Il y a des plaintes légitimes : provenant de véritables souffrances, elles sont tournées vers le remède et, résolues, éveillent la reconnaissance. Il y a des plaintes toxiques : provenant de souffrances inexistantes, invérifiables ou dramatisées, elles ne cherchent pas la solution et, résolues, ne suscitent aucune gratitude.
C’est de ces dernières dont parle l’évangile du jour : la guérison du malade qui se trouve à la piscine de Bethzatha (Jn 5,1-16). De prime abord, il est véritablement à plaindre. Pourtant, à y regarder de plus près, il présente tous les signes du plaintif toxique :
- Alors que les autres sont clairement identifiés comme « aveugles, boiteux et impotents » (3), lui, est seulement décrit comme « malade ». Mais quelle maladie ? Surtout, il est « malade depuis trente-huit ans » (5). Qu’a-t-il fait pour en sortir ?
- Quand Jésus lui demande : « Veux-tu être guéri ? » (6), il ne répond pas à la demande. De fait, ceux qui se lamentent décrivent leur état pour susciter la compassion, mais ne formulent jamais de demandes claires qui les engageraient à changer.
- Le malade profite de la question de Jésus pour récriminer : « Seigneur, je n’ai personne pour me plonger dans la piscine… » (7). D’ailleurs, avez-vous remarqué combien, face aux brèves paroles de Jésus, sa réponse est longue, comme est lancinant et répétitif le gémissement ?
- En outre, il se compare aux autres : « et pendant que j’y vais, un autre descend avant moi » (7), au lieu de se réjouir du bien qui leur arrive. Toujours pour pouvoir récriminer.
- Une fois guéri (et avec quelle efficacité !), il ne remercie pas : ni tout de suite (9), ni plus tard (15).
- Symboliquement, le plaintif ignore le nom du donateur, Jésus (13). De fait, il est totalement centré sur sa doléance. A-t-il même conscience du don inouï qui lui a été fait ?
- Il n’assume en rien ses responsabilités : si Jésus lui a dit de se lever, c’est bien lui, le malade, qui y a consenti. Voire, il trouve le moyen de faire le jeu des accusateurs (10, 15-16). Selon un switch très fréquent chez les victimaires professionnels, il devient bourreau. Quelle différence entre son attitude et celle de l’aveuglé né, que nous avons entendu ce dimanche : une fois guéri, il témoigne de la vérité, confesse que Jésus est « prophète » et exprime toute sa reconnaissance (cf. Jn 9,13-17 ; 24-34) !
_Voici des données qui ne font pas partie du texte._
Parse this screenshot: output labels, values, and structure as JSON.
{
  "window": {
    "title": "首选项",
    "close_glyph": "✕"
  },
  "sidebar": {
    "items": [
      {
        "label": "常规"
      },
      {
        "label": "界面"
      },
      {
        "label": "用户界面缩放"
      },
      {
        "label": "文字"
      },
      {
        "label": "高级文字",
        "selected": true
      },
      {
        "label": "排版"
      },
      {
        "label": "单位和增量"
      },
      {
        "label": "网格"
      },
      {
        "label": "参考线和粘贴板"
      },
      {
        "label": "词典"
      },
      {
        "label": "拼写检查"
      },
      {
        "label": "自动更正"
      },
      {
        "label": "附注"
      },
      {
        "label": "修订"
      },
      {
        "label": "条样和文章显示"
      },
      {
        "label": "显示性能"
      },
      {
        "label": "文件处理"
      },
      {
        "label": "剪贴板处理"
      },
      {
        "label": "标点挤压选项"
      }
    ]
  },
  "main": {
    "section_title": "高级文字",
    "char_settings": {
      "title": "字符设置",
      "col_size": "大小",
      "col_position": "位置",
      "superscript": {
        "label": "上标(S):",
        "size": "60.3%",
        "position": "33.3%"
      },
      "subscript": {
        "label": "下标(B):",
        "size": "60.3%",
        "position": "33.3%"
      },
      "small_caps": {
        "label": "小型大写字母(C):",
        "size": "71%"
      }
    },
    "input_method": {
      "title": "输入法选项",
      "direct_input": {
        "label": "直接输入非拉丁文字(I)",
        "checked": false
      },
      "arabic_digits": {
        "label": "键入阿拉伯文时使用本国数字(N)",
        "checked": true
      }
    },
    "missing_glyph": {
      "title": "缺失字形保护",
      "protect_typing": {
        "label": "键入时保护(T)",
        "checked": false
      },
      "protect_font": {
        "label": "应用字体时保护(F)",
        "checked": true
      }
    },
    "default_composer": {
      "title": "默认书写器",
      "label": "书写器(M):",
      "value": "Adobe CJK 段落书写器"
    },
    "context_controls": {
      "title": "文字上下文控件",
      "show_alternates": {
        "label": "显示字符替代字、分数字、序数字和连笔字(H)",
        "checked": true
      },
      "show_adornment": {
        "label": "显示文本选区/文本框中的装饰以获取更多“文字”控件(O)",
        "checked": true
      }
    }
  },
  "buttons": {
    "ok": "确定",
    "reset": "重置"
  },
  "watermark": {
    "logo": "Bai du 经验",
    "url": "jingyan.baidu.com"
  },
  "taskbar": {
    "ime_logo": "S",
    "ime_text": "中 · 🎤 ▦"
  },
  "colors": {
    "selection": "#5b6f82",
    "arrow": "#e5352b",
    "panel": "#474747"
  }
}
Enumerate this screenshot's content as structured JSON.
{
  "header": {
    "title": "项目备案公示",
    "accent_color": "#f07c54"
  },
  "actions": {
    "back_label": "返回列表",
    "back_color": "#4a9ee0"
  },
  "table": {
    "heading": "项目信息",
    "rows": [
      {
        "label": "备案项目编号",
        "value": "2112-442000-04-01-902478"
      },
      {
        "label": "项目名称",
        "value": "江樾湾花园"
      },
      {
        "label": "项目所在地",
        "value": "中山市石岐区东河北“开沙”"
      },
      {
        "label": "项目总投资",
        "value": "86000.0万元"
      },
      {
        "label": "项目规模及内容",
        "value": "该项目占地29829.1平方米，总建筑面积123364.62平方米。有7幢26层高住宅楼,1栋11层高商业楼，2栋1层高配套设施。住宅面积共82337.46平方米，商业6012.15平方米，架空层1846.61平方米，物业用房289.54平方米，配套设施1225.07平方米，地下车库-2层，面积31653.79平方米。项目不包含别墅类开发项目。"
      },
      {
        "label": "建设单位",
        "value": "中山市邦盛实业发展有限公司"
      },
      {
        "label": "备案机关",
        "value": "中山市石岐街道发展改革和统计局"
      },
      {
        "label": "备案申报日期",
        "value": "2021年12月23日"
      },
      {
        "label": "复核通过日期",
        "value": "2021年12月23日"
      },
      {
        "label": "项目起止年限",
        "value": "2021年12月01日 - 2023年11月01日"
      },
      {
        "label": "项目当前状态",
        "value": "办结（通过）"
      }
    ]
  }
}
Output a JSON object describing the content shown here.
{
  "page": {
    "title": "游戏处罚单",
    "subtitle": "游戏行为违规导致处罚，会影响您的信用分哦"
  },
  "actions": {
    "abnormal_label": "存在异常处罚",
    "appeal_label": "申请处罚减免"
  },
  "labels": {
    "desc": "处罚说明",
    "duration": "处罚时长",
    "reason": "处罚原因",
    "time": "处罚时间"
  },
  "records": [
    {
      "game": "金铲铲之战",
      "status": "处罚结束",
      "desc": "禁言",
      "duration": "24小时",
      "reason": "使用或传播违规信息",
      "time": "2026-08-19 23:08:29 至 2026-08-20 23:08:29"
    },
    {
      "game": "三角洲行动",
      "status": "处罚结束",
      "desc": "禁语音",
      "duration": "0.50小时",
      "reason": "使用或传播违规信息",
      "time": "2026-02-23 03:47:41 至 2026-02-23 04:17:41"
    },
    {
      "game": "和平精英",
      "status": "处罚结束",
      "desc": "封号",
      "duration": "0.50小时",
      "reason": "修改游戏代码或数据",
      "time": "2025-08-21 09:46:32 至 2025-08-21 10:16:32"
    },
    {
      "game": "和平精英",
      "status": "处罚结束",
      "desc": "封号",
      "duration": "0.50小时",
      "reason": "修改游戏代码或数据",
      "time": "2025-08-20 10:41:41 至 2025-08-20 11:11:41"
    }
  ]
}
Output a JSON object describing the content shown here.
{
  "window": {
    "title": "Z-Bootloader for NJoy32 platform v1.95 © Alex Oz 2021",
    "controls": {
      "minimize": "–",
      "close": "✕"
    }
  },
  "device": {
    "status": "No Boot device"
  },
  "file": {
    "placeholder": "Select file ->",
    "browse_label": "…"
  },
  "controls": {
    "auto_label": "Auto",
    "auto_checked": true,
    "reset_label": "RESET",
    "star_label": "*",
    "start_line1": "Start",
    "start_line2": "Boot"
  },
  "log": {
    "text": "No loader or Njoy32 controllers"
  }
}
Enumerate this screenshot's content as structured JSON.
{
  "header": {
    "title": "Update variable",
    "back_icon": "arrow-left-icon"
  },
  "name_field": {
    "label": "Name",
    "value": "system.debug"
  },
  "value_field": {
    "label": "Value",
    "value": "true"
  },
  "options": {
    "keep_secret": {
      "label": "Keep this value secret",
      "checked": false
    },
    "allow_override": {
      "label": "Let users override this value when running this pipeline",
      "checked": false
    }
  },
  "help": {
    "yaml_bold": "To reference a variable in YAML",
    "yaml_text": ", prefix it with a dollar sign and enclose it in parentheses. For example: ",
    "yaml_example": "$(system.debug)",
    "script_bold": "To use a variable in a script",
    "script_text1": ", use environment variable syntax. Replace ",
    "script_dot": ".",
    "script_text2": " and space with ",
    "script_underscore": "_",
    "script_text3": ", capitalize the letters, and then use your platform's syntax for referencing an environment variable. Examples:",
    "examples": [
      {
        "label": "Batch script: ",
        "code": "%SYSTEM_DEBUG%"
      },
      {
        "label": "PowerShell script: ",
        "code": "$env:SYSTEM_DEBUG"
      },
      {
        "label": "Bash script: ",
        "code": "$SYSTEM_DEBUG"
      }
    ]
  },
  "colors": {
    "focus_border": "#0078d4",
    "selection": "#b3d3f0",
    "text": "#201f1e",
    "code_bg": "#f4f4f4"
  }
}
- Enfin, il y a la parole finale de Jésus : « Ne pèche plus, il pourrait t’arriver quelque chose de pire » (14). Elle est doublement étonnante : pourquoi Jésus lie-t-il la maladie et le péché, alors qu’il les déliera justement à propos de l’aveugle de naissance (cf. Jn 9,2-3) ? Pourquoi parle-t-il d’une aggravation : cet homme n’est-il pas assez accablé par cette souffrance vécue pendant 38 ans ? Répondons à la première question : parce que, justement, cette plainte toxique est un péché ! Et à la deuxième : parce que les jérémiades sont doublement délétères, et d’autant plus qu’elles sont prolongées, elles éclaboussent au dehors, elles rongent au dedans.
Maintenant, faisons un petit test. Quand vous avez lu cette analyse, à qui avez-vous pensé ? À quelqu’un de votre entourage ou à vous-même ?……
Ce matin 24 mars, pendant l’homélie, le pape François a longuement commenté cet évangile pour lequel il éprouve une particulière prédilection [1]. Il soulignait que de nombreux chrétiens tombent dans l’attitude dénoncée par Jésus. Il terminait en ajoutant (et c’est la première fois que je l’entends affirmer cela) que cette plainte est une « drogue ». En phase avec son propos, le Saint-Père a apposé sur la porte de sa chambre à la Domus santa Marta, un panneau rouge ressemblant à un sens interdit, sur lequel on peut lire : « Vietato lamentarsi : Défense de se plaindre » !
Jésus est tellement bon ! Il écoute nos plaintes, même toxiques, et accepte même de nous guérir. Mais il nous demande, instamment, de nous convertir : « Ne pèche plus » ! Cesse tes plaintes toxiques !
Pascal Ide
[1] Je me permets de renvoyer à Pascal Ide, Le triangle maléfique. Sortir de nos relations toxiques, Paris, L’Emmanuel, 2018, p. 208-210. Cf. aussi p. 75, 169-170, 211, 247.